Superoxide dismutases (SODs) are critical metalloenzymes involved in detoxifying reactive oxygen species (ROS), playing a pivotal role in maintaining redox homeostasis and cellular integrity. Comprising three isoforms—SOD1 (cytosolic Cu/Zn-SOD), SOD2 (mitochondrial Mn-SOD), and SOD3 (extracellular Cu/Zn-SOD)—these enzymes catalyze the dismutation of superoxide radicals into hydrogen peroxide and oxygen.
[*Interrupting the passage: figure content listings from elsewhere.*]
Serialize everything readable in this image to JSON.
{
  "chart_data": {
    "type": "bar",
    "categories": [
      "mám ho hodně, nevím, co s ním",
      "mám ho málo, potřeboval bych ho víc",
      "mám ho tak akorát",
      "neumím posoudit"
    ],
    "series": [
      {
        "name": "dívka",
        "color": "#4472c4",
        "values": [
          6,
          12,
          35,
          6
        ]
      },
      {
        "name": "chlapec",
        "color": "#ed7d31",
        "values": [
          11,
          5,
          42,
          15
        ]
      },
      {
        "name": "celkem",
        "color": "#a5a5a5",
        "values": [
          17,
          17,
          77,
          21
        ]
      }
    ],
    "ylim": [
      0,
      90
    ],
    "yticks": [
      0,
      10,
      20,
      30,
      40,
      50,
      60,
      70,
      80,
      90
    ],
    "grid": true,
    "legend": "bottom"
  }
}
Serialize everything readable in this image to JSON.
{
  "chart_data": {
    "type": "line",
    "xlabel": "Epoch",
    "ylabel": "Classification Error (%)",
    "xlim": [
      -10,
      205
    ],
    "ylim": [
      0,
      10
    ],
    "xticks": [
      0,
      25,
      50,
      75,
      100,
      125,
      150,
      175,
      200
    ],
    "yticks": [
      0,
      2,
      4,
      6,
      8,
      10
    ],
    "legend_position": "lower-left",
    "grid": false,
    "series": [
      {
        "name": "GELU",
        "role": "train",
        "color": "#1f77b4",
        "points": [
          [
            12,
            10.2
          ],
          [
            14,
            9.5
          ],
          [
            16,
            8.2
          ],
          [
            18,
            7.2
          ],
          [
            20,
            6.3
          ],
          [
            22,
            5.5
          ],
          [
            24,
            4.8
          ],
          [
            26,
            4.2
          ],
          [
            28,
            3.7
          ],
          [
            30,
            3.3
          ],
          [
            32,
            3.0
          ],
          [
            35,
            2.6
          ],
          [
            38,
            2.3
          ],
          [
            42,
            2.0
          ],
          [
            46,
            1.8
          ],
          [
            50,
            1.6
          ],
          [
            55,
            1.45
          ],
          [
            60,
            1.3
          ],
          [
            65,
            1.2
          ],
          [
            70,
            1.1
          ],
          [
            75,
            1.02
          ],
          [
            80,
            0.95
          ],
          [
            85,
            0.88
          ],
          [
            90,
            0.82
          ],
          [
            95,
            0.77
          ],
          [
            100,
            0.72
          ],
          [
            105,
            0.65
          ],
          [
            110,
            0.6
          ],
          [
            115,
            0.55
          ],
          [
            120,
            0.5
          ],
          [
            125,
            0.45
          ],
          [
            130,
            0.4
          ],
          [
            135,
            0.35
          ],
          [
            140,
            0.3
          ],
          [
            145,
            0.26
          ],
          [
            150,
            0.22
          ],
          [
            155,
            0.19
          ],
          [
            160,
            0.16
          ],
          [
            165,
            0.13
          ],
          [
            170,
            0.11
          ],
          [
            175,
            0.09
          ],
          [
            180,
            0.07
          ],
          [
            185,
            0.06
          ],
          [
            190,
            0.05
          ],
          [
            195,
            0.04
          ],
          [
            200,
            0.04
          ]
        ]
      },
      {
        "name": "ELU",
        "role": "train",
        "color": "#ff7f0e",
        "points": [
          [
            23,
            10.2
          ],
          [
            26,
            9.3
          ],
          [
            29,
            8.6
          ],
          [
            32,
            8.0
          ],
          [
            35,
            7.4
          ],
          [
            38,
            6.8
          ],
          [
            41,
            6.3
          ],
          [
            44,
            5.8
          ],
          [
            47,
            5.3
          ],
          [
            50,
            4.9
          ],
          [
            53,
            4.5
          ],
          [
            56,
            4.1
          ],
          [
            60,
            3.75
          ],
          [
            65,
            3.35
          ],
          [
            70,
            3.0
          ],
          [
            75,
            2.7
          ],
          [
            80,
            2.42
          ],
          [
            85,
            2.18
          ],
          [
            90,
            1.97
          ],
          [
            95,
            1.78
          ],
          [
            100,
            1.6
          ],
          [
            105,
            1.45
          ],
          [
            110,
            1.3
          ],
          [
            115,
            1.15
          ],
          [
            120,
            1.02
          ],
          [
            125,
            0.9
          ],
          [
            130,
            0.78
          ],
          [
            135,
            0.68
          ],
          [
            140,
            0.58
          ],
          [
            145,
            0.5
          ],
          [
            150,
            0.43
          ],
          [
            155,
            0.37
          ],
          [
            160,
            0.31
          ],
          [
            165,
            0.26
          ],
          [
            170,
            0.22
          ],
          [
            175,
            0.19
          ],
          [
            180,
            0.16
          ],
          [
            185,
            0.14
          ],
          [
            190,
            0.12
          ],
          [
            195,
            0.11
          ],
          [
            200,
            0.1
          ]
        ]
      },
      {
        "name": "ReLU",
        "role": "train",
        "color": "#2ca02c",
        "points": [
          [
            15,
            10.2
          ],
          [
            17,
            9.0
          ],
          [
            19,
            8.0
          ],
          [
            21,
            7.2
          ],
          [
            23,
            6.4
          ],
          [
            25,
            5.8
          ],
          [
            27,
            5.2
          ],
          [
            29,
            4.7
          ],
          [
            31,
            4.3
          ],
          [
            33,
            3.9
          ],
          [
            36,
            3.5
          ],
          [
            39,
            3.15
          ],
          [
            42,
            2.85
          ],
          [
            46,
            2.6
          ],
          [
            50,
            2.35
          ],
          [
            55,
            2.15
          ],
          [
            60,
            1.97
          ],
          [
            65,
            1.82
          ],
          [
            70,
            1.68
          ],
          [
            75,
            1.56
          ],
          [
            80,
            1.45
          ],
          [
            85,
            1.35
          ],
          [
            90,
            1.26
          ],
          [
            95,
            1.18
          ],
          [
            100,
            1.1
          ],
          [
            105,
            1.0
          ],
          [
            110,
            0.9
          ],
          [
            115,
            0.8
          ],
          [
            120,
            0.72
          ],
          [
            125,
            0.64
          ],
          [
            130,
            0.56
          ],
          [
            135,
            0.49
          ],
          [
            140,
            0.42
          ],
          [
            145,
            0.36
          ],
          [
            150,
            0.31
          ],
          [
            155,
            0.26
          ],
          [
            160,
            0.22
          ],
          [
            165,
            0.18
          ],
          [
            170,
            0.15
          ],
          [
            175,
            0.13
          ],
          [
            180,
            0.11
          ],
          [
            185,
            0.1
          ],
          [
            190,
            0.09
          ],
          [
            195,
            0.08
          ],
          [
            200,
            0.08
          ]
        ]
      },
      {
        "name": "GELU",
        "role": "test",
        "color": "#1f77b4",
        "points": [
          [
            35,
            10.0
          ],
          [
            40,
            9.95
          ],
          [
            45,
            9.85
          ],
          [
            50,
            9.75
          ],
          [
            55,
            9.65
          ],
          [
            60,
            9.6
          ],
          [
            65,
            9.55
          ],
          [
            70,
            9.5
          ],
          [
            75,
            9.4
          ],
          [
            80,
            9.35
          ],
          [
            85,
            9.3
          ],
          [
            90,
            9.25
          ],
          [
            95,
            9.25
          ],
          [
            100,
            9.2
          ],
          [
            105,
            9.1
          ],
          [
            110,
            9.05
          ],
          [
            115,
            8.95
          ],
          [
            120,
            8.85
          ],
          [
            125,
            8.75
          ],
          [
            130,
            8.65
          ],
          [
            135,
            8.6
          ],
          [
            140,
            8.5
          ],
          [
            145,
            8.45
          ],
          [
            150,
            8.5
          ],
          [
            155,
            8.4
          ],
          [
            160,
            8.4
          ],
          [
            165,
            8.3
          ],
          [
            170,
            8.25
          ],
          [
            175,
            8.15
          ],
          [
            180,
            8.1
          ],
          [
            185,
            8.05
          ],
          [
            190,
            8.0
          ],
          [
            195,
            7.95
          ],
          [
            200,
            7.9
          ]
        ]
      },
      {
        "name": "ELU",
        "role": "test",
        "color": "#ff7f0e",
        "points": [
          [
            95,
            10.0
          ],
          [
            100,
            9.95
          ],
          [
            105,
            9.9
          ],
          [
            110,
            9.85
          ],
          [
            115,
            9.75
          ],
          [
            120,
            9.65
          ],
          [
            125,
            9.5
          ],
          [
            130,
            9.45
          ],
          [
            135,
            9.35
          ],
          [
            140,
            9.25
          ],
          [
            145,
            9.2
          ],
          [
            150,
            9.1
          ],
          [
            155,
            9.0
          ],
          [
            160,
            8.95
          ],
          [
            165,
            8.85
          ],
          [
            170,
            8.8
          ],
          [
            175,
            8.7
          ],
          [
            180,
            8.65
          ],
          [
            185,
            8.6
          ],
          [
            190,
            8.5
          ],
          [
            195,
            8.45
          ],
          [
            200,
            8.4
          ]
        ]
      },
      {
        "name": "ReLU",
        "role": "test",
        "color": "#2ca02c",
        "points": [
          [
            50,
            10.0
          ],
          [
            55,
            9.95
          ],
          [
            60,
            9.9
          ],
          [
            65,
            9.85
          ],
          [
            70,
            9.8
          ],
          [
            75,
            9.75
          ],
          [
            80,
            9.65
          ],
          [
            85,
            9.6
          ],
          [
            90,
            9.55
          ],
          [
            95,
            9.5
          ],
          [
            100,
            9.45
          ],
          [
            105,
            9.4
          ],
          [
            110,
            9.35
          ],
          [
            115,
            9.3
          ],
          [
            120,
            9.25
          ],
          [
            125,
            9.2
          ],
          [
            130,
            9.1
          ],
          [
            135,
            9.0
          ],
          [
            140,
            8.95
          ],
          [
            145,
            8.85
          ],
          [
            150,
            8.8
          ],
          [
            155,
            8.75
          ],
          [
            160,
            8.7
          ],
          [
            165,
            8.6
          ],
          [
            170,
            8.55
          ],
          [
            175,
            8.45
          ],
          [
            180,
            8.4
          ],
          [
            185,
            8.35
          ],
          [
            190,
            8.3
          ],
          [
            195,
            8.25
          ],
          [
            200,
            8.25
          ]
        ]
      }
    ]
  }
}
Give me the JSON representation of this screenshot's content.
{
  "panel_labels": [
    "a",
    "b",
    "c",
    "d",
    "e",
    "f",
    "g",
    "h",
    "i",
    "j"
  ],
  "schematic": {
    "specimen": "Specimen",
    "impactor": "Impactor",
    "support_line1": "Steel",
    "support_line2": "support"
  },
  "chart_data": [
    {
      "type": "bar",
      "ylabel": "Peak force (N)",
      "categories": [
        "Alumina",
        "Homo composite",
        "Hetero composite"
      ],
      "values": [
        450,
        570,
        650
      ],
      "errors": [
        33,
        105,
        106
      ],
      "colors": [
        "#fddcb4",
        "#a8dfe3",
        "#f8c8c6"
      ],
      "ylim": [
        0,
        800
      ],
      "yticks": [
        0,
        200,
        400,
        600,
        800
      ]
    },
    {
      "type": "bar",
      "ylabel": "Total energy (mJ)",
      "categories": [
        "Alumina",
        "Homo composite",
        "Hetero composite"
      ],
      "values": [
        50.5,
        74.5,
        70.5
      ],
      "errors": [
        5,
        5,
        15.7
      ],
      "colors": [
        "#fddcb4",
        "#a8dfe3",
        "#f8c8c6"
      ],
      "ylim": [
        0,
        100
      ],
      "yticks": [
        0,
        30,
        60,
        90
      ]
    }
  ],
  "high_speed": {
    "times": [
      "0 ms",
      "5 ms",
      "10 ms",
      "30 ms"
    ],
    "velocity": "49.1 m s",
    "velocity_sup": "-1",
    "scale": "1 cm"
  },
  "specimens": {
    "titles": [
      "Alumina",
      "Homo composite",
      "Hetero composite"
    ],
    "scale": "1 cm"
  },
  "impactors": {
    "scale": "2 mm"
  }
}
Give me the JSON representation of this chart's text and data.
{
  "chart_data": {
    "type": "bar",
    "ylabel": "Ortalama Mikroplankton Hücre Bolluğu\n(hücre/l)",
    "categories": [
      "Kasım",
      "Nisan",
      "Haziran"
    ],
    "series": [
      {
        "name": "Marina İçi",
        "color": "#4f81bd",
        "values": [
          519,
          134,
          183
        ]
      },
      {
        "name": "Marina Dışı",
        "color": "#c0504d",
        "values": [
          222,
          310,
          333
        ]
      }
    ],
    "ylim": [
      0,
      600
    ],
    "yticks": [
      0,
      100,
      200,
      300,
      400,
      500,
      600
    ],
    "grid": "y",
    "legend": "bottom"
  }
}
Altered SOD expression and function are closely linked to cancer initiation, progression, metastasis, and therapy resistance. SOD1 and SOD2 promote tumor survival by regulating redox-sensitive signaling pathways, including MAPK, PI3K/Akt, and NF-κB. The mTORC1-SOD1 axis emerges as a key mediator of cancer cell adaptation to hypoxia and nutrient deprivation. SOD2 overexpression enhances redox signaling and tumorigenicity, while its inhibition sensitizes tumors to chemotherapeutic agents like 5-fluorouracil. SOD3, traditionally viewed as protective, shows dual roles depending on the cancer context, with implications in angiogenesis, metastasis, and prognosis. Moreover, synthetic MnSOD mimetics—such as Mn porphyrins, salens, and mitochondrial-targeted antioxidants—offer therapeutic potential by modulating oxidative stress in tumor microenvironments, acting as both radiosensitizers and radioprotectors. These findings highlight the multifaceted functions of SOD enzymes in cancer biology and underscore their value as diagnostic biomarkers and therapeutic targets in redox-based cancer treatment strategies.